I'll have to read up on those sequence points.

Asbjørn
 
C

Chris Dollin

Asbjørn Sæbø said:
Lint gives me warning about a code fragment, saying that the result is
dependent upon order of evaluation. I fail to see that it can be so.
The code fragment below illustrates the situation:

-------------------
#define CONSTANT SOME_VALUE
uint16_t my_var = <another_value>;

my_var = ++my_var % CONSTANT;

The assignment may be done before or after the increment.
My reasoning is that the increment operator has higher presedence than
the modulo operator,

Yes, but that's got (almost) nothing to do with it. All precedence and
associativity do is define which operators have which operands [1].
They do /not/ define order-of-evaluation, which is provided by
operator-specific rules, the most commonly applicable rule being
"the order is unspecified"; order of evaluation is defined for
&&, ||, ?:, and the comma operator and that's about it [2].
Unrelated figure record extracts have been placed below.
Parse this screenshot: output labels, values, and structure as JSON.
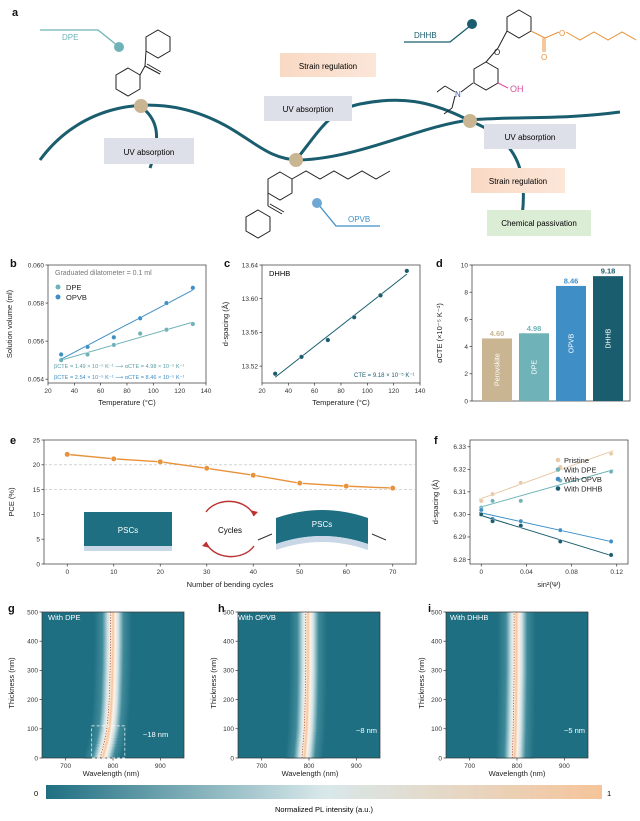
{
  "panel_a": {
    "label": "a",
    "molecules": {
      "dpe": "DPE",
      "opvb": "OPVB",
      "dhhb": "DHHB"
    },
    "oh_label": "OH",
    "n_label": "N",
    "o_label": "O",
    "boxes": {
      "uv1": "UV absorption",
      "strain1": "Strain regulation",
      "uv2": "UV absorption",
      "uv3": "UV absorption",
      "strain2": "Strain regulation",
      "passivation": "Chemical passivation"
    }
  },
  "panel_b": {
    "label": "b",
    "note": "Graduated dilatometer = 0.1 ml",
    "eq_dpe": "βCTE = 1.49 × 10⁻⁵ K⁻¹ ⟶ αCTE = 4.98 × 10⁻⁵ K⁻¹",
    "eq_opvb": "βCTE = 2.54 × 10⁻⁵ K⁻¹ ⟶ αCTE = 8.46 × 10⁻⁵ K⁻¹",
    "xlabel": "Temperature (°C)",
    "ylabel": "Solution volume (ml)",
    "xticks": [
      "20",
      "40",
      "60",
      "80",
      "100",
      "120",
      "140"
    ],
    "yticks": [
      "0.054",
      "0.056",
      "0.058",
      "0.060"
    ]
  },
  "panel_c": {
    "label": "c",
    "title": "DHHB",
    "cte": "CTE = 9.18 × 10⁻⁵ K⁻¹",
    "xlabel": "Temperature (°C)",
    "ylabel": "d-spacing (Å)",
    "xticks": [
      "20",
      "40",
      "60",
      "80",
      "100",
      "120",
      "140"
    ],
    "yticks": [
      "13.52",
      "13.56",
      "13.60",
      "13.64"
    ]
  },
  "panel_d": {
    "label": "d",
    "ylabel": "αCTE (×10⁻⁵ K⁻¹)",
    "yticks": [
      "0",
      "2",
      "4",
      "6",
      "8",
      "10"
    ]
  },
  "panel_e": {
    "label": "e",
    "xlabel": "Number of bending cycles",
    "ylabel": "PCE (%)",
    "xticks": [
      "0",
      "10",
      "20",
      "30",
      "40",
      "50",
      "60",
      "70"
    ],
    "yticks": [
      "0",
      "5",
      "10",
      "15",
      "20",
      "25"
    ],
    "inset": {
      "flat": "PSCs",
      "cycles": "Cycles",
      "bent": "PSCs"
    }
  },
  "panel_f": {
    "label": "f",
    "xlabel": "sin²(Ψ)",
    "ylabel": "d-spacing (Å)",
    "xticks": [
      "0",
      "0.04",
      "0.08",
      "0.12"
    ],
    "yticks": [
      "6.28",
      "6.29",
      "6.30",
      "6.31",
      "6.32",
      "6.33"
    ],
    "legend": [
      "Pristine",
      "With DPE",
      "With OPVB",
      "With DHHB"
    ]
  },
  "panel_g": {
    "label": "g",
    "title": "With DPE",
    "note": "~18 nm"
  },
  "panel_h": {
    "label": "h",
    "title": "With OPVB",
    "note": "~8 nm"
  },
  "panel_i": {
    "label": "i",
    "title": "With DHHB",
    "note": "~5 nm"
  },
  "pl_axes": {
    "xlabel": "Wavelength (nm)",
    "ylabel": "Thickness (nm)",
    "xticks": [
      "700",
      "800",
      "900"
    ],
    "yticks": [
      "0",
      "100",
      "200",
      "300",
      "400",
      "500"
    ]
  },
  "colorbar": {
    "min": "0",
    "max": "1",
    "label": "Normalized PL intensity (a.u.)"
  },
  "colors": {
    "teal": "#1f6f82",
    "light_teal": "#6fb3b8",
    "blue": "#3f8fc6",
    "dark_teal": "#1a5d6e",
    "orange": "#e8923a",
    "sand": "#c9b592"
  },
  "chart_data": [
    {
      "id": "b",
      "type": "scatter",
      "xlabel": "Temperature (°C)",
      "ylabel": "Solution volume (ml)",
      "xlim": [
        20,
        140
      ],
      "ylim": [
        0.0538,
        0.06
      ],
      "series": [
        {
          "name": "DPE",
          "x": [
            30,
            50,
            70,
            90,
            110,
            130
          ],
          "y": [
            0.055,
            0.0553,
            0.0558,
            0.0564,
            0.0566,
            0.0569
          ]
        },
        {
          "name": "OPVB",
          "x": [
            30,
            50,
            70,
            90,
            110,
            130
          ],
          "y": [
            0.0553,
            0.0557,
            0.0562,
            0.0572,
            0.058,
            0.0588
          ]
        }
      ]
    },
    {
      "id": "c",
      "type": "scatter",
      "title": "DHHB",
      "xlabel": "Temperature (°C)",
      "ylabel": "d-spacing (Å)",
      "xlim": [
        20,
        140
      ],
      "ylim": [
        13.5,
        13.64
      ],
      "series": [
        {
          "name": "DHHB",
          "x": [
            30,
            50,
            70,
            90,
            110,
            130
          ],
          "y": [
            13.511,
            13.531,
            13.551,
            13.578,
            13.604,
            13.633
          ]
        }
      ]
    },
    {
      "id": "d",
      "type": "bar",
      "ylabel": "αCTE (×10⁻⁵ K⁻¹)",
      "ylim": [
        0,
        10
      ],
      "categories": [
        "Perovskite",
        "DPE",
        "OPVB",
        "DHHB"
      ],
      "values": [
        4.6,
        4.98,
        8.46,
        9.18
      ],
      "value_labels": [
        "4.60",
        "4.98",
        "8.46",
        "9.18"
      ]
    },
    {
      "id": "e",
      "type": "line",
      "xlabel": "Number of bending cycles",
      "ylabel": "PCE (%)",
      "xlim": [
        -5,
        75
      ],
      "ylim": [
        0,
        25
      ],
      "x": [
        0,
        10,
        20,
        30,
        40,
        50,
        60,
        70
      ],
      "series": [
        {
          "name": "PCE",
          "values": [
            22.1,
            21.2,
            20.6,
            19.3,
            17.9,
            16.3,
            15.7,
            15.3
          ]
        }
      ]
    },
    {
      "id": "f",
      "type": "scatter",
      "xlabel": "sin²(Ψ)",
      "ylabel": "d-spacing (Å)",
      "xlim": [
        -0.01,
        0.13
      ],
      "ylim": [
        6.278,
        6.333
      ],
      "series": [
        {
          "name": "Pristine",
          "x": [
            0,
            0.01,
            0.035,
            0.07,
            0.115
          ],
          "y": [
            6.306,
            6.309,
            6.314,
            6.321,
            6.327
          ]
        },
        {
          "name": "With DPE",
          "x": [
            0,
            0.01,
            0.035,
            0.07,
            0.115
          ],
          "y": [
            6.303,
            6.306,
            6.306,
            6.315,
            6.319
          ]
        },
        {
          "name": "With OPVB",
          "x": [
            0,
            0.01,
            0.035,
            0.07,
            0.115
          ],
          "y": [
            6.302,
            6.298,
            6.297,
            6.293,
            6.288
          ]
        },
        {
          "name": "With DHHB",
          "x": [
            0,
            0.01,
            0.035,
            0.07,
            0.115
          ],
          "y": [
            6.3,
            6.297,
            6.295,
            6.288,
            6.282
          ]
        }
      ]
    },
    {
      "id": "g",
      "type": "heatmap",
      "title": "With DPE",
      "xlabel": "Wavelength (nm)",
      "ylabel": "Thickness (nm)",
      "xlim": [
        650,
        950
      ],
      "ylim": [
        0,
        500
      ],
      "peak_nm": {
        "thickness": [
          0,
          50,
          100,
          150,
          200,
          300,
          400,
          500
        ],
        "wavelength": [
          778,
          786,
          792,
          795,
          797,
          799,
          800,
          800
        ]
      },
      "shift": "~18 nm"
    },
    {
      "id": "h",
      "type": "heatmap",
      "title": "With OPVB",
      "xlabel": "Wavelength (nm)",
      "ylabel": "Thickness (nm)",
      "xlim": [
        650,
        950
      ],
      "ylim": [
        0,
        500
      ],
      "peak_nm": {
        "thickness": [
          0,
          100,
          200,
          300,
          400,
          500
        ],
        "wavelength": [
          790,
          795,
          797,
          798,
          798,
          798
        ]
      },
      "shift": "~8 nm"
    },
    {
      "id": "i",
      "type": "heatmap",
      "title": "With DHHB",
      "xlabel": "Wavelength (nm)",
      "ylabel": "Thickness (nm)",
      "xlim": [
        650,
        950
      ],
      "ylim": [
        0,
        500
      ],
      "peak_nm": {
        "thickness": [
          0,
          100,
          200,
          300,
          400,
          500
        ],
        "wavelength": [
          795,
          797,
          798,
          799,
          799,
          799
        ]
      },
      "shift": "~5 nm"
    }
  ]
}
So in your expression above

my_var = ++my_var % CONSTANT

the grouping is made explicit with

my_var = ((++my_var) % CONSTANT)

The expression `++E` means "compute the value `E+1`, return that as
the value of this expression, and store that value back into the
same location /by the next sequence point/". The time of the update
is loosely specified to allow implementors latitude for efficiency.
The store-back doesn't need to be immediate and it doesn't need to
be before the assignment. (In fact, multiple assignments to a location
with no intervening sequence point /specifically/ results in undefined
behaviour -- all bets are off, the compiler can do whatever it likes.)

Why you'd /want/ to write the code above is about as clear as its
meaning:

my_var = (my_var + 1) % CONSTANT;

is, at a guess, what you really wanted.

[1] And strictly, in C, the grammar that defines that doesn't /use/
precedence and associativity, it writes them out longhand; P&A
are just useful shorthands.

[2] Vague feeling that I've forgotten something that I'll remember
just as this post commits ...
 
W

Willem

Asbjørn wrote:
) OK, now I see it. Thanks to you and to Eric!
)
) I'll have to read up on those sequence points.

There's no reason to code it like that anyway. If you just want
the value of my_var plus one, you're better off writing ' (my_var + 1) '.


SaSW, Willem
--
Disclaimer: I am in no way responsible for any of the statements
made in the above text. For all I know I might be
drugged or something..
No I'm not paranoid. You all think I'm paranoid, don't you !
#EOT
 
B

Ben Bacarisse

Asbjørn Sæbø said:
Lint gives me warning about a code fragment, saying that the result is
dependent upon order of evaluation. I fail to see that it can be so.
The code fragment below illustrates the situation:

-------------------
#define CONSTANT SOME_VALUE
uint16_t my_var = <another_value>;

my_var = ++my_var % CONSTANT;

I think it would be better for lint to quote the reason why the above
has undefined behaviour -- an object is being modified twice between
one sequence point and the next. See:
http://c-faq.com/expr/ieqiplusplus.html
My reasoning is that the increment operator has higher presedence than
the modulo operator, and should therefore be applied to my_var before
the modulo operator is applied to my_var, regardless of which side of
the modulo operator is evaluated first. Therefore, order of
evaluation should not influence the result?

Operator precedence does not come into it. The requirement that every
object be modified only once between any two sequence points is
violated no matter what evaluation order is used.